L’Itavia prima della ripartenza, avvenuta il 13 novembre 1962, cambiò anche la ragione sociale in Aerolinee Itavia e, grazie ai nuovi capitali, migliorò ulteriormente la flotta con la vendita degli Heron, sostituiti da quattro bimotori Douglas C-47A e B (l’intramontabile DC-3, dagli inglesi battezzato “Dakota”).
Con l’arrivo dei più capienti aerei e il conseguente aumento del traffico, la compagnia si trasferì all’aeroporto romano di Ciampino.

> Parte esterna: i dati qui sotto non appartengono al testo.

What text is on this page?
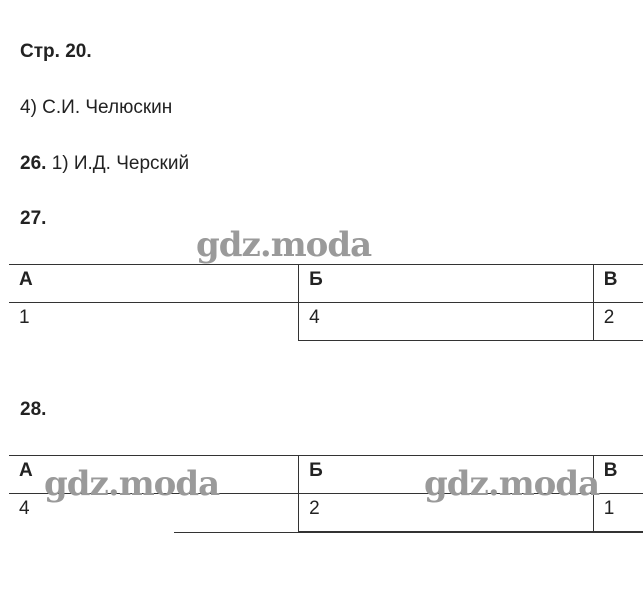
Стр. 20.
4) С.И. Челюскин
26. 1) И.Д. Черский
27.
gdz.moda
А	Б	В
1	4	2
28.
А	Б	В
4	2	1
gdz.moda	gdz.moda
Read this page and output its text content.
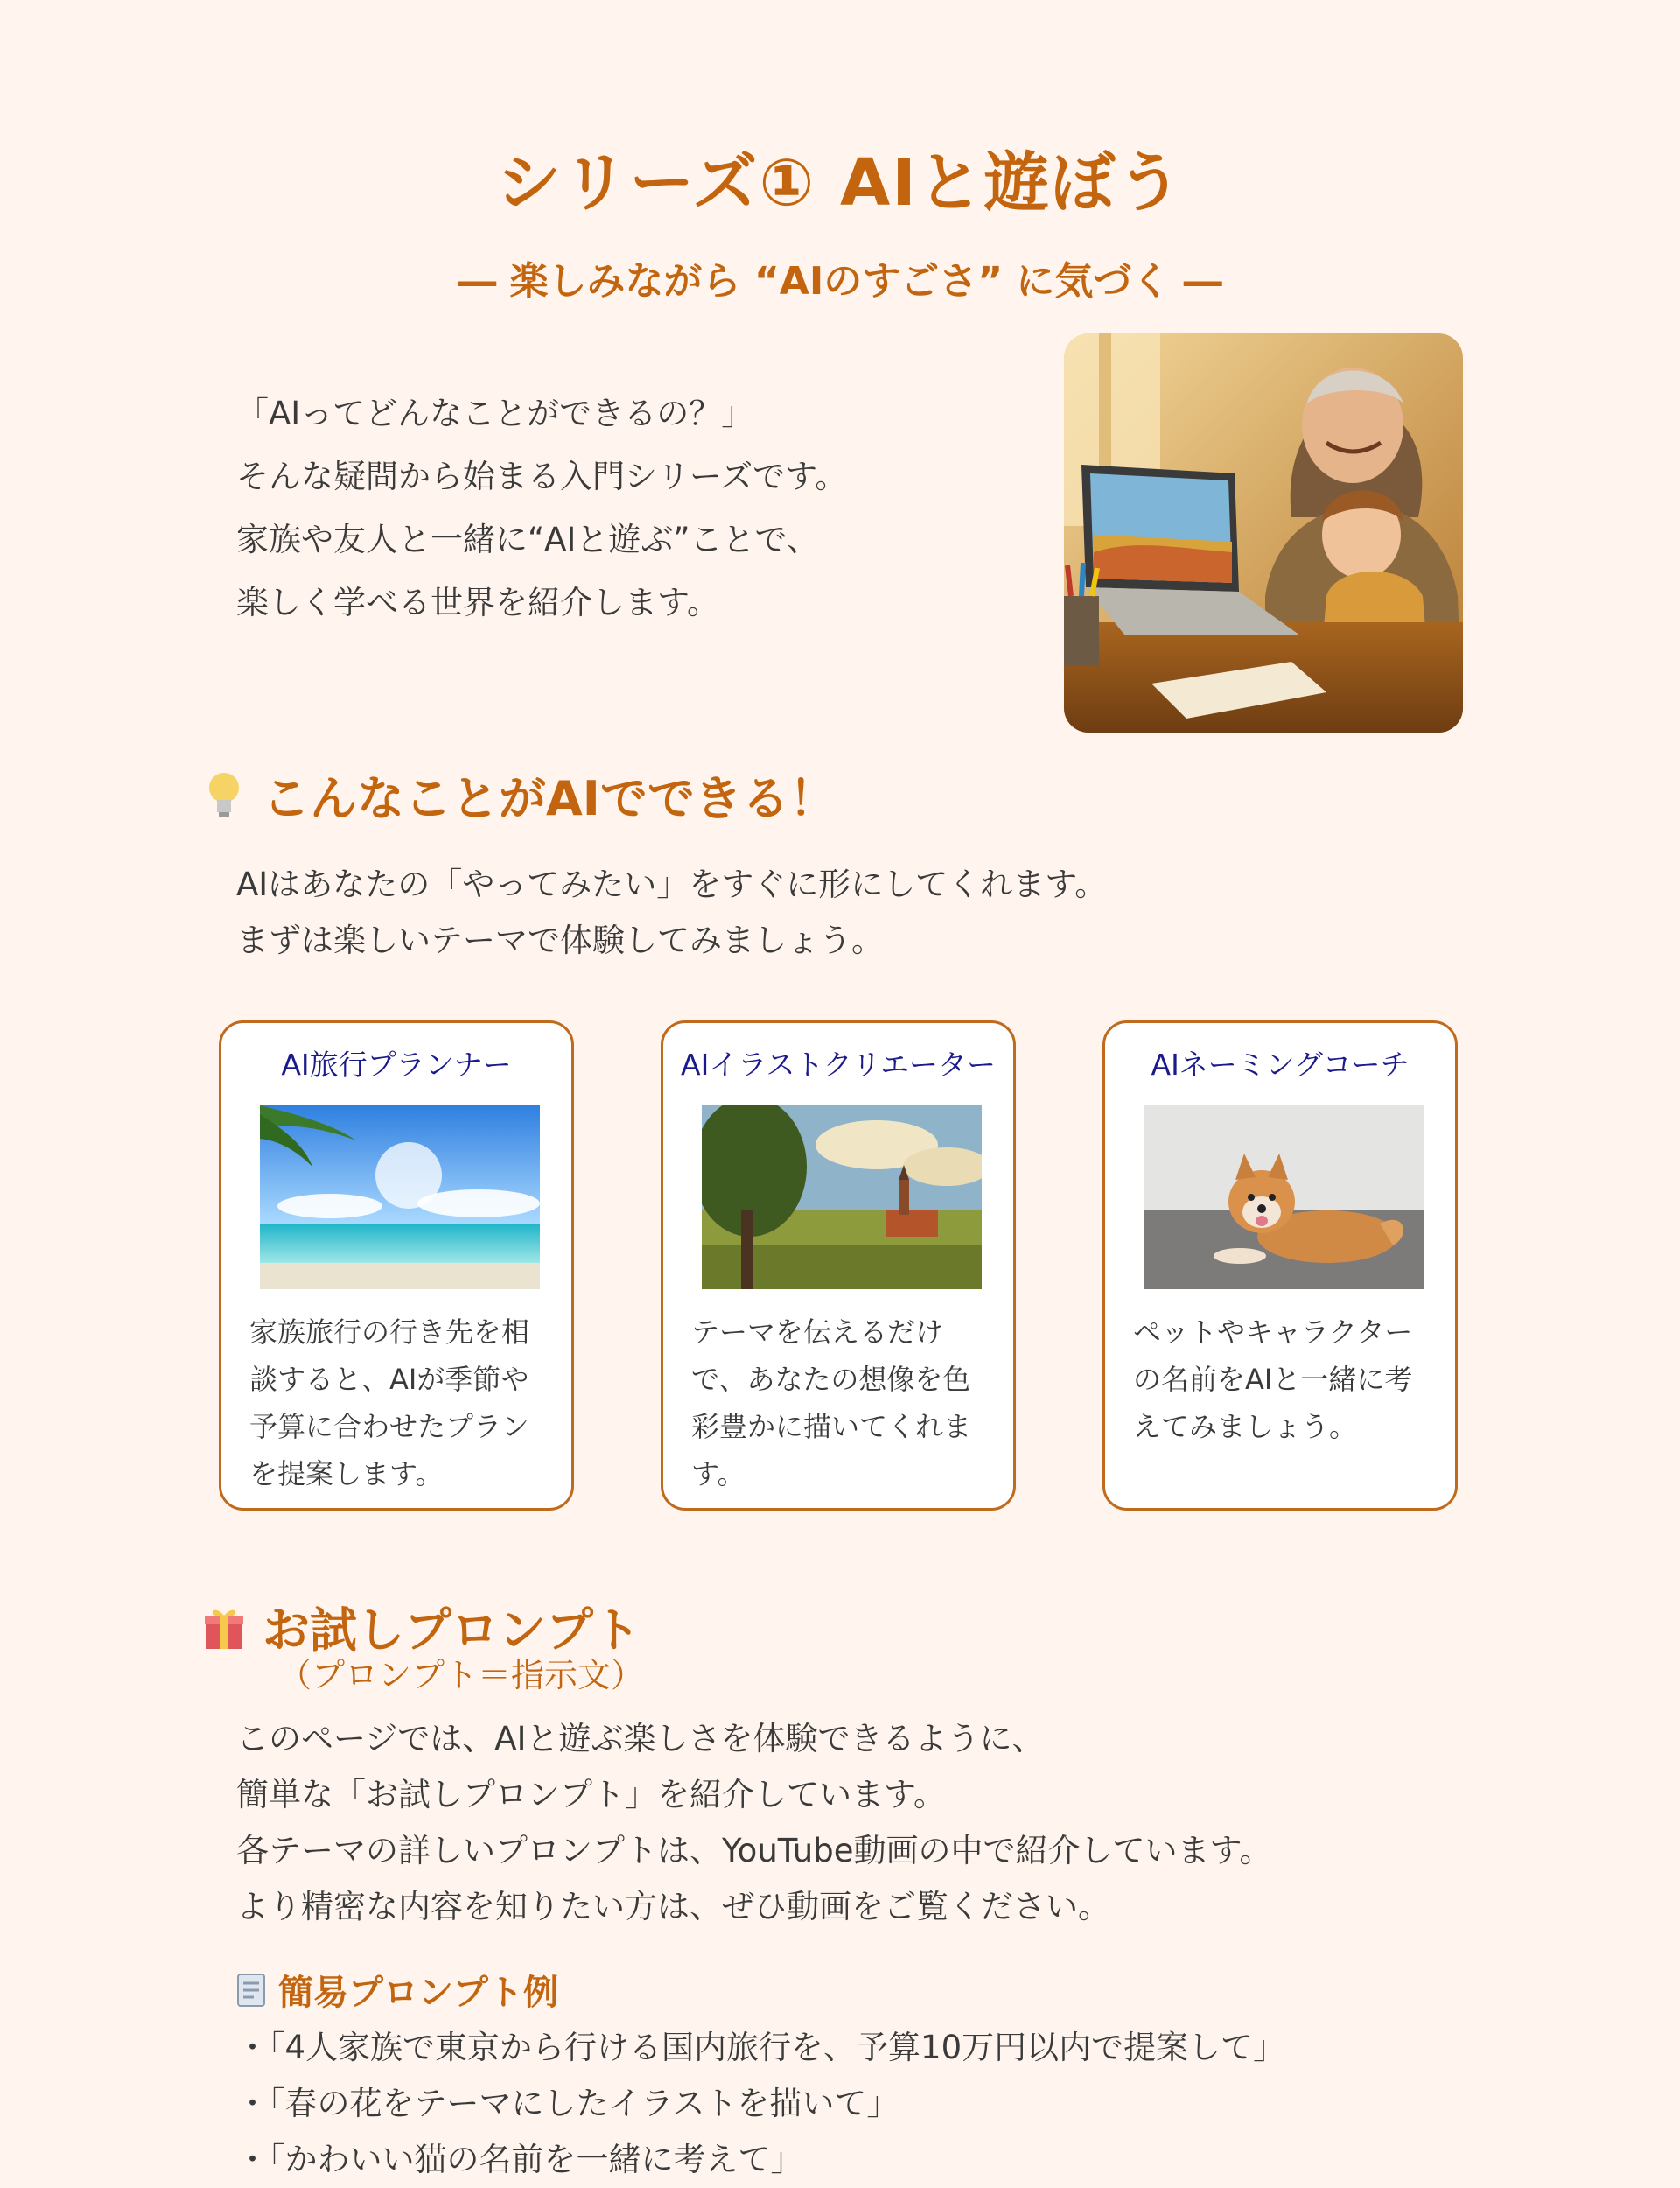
シリーズ① AIと遊ぼう
― 楽しみながら “AIのすごさ” に気づく ―
「AIってどんなことができるの？」
そんな疑問から始まる入門シリーズです。
家族や友人と一緒に“AIと遊ぶ”ことで、
楽しく学べる世界を紹介します。
こんなことがAIでできる！
AIはあなたの「やってみたい」をすぐに形にしてくれます。
まずは楽しいテーマで体験してみましょう。
AI旅行プランナー
家族旅行の行き先を相談すると、AIが季節や予算に合わせたプランを提案します。
AIイラストクリエーター
テーマを伝えるだけで、あなたの想像を色彩豊かに描いてくれます。
AIネーミングコーチ
ペットやキャラクターの名前をAIと一緒に考えてみましょう。
お試しプロンプト
（プロンプト＝指示文）
このページでは、AIと遊ぶ楽しさを体験できるように、
簡単な「お試しプロンプト」を紹介しています。
各テーマの詳しいプロンプトは、YouTube動画の中で紹介しています。
より精密な内容を知りたい方は、ぜひ動画をご覧ください。
簡易プロンプト例
・「4人家族で東京から行ける国内旅行を、予算10万円以内で提案して」
・「春の花をテーマにしたイラストを描いて」
・「かわいい猫の名前を一緒に考えて」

Purtroppo la sorte si accanì nuovamente contro la compagnia con la perdita del DC-3 I-TAVI, proveniente da Pescara e destinazione Ciampino, che sempre a causa del maltempo si schiantò contro il Monte Valeronote, vicino a Sora (Frosinone); anche in questo caso nessuno sopravvisse all’impatto.
Nel 1965 il principe Caracciolo si dimise dalla compagnia, al quale subentrò il noto imprenditore Aldo Davanzali, che rilevò la maggioranza delle azioni dell’Itavia. Egli desiderava far diventare la piccola compagnia un’importante aerolinea, decidendo di sostituire i vecchi DC-3 con nuovi velivoli più moderni. Dopo varie valutazioni la scelta cadde sui biturbina inglesi Handley Page H.P.R.7 Dart Herald dotati, a differenza dei precedenti velivoli, di una cabina pressurizzata permettendo di volare al di sopra delle perturbazioni, offrendo un maggior comfort ai passeggeri.
L’esperienza con i nuovi aerei inglesi, l’espansione dei collegamenti e l’apertura di nuove rotte sia italiane che estere, fece prendere a Davanzali la decisione di passare dai velivoli ad elica a quelli a reazione con l’acquisto di nuovi bireattori. La scelta cadde su due modelli: prima, a partire dalla fine del 1969 con il Fokker F.28 Mk.1000 di costruzione olandese, e poi, dal 1971 al 1980, con gli statunitensi Douglas DC-9 di varie serie, di cui diversi presi a noleggio.
Purtroppo, come ben sappiamo, entrambi i modelli ebbero due gravi incidenti, prima con lo schianto dell’F.28 (I-TIDE) qui a Caselle il 1° gennaio 1974, e poi il 27 giugno 1980 quella del DC-9-15 (I-TIDI), con la tragedia avvenuta nel cielo di Ustica, con ben 81 vittime, farcita di depistaggi e misteri.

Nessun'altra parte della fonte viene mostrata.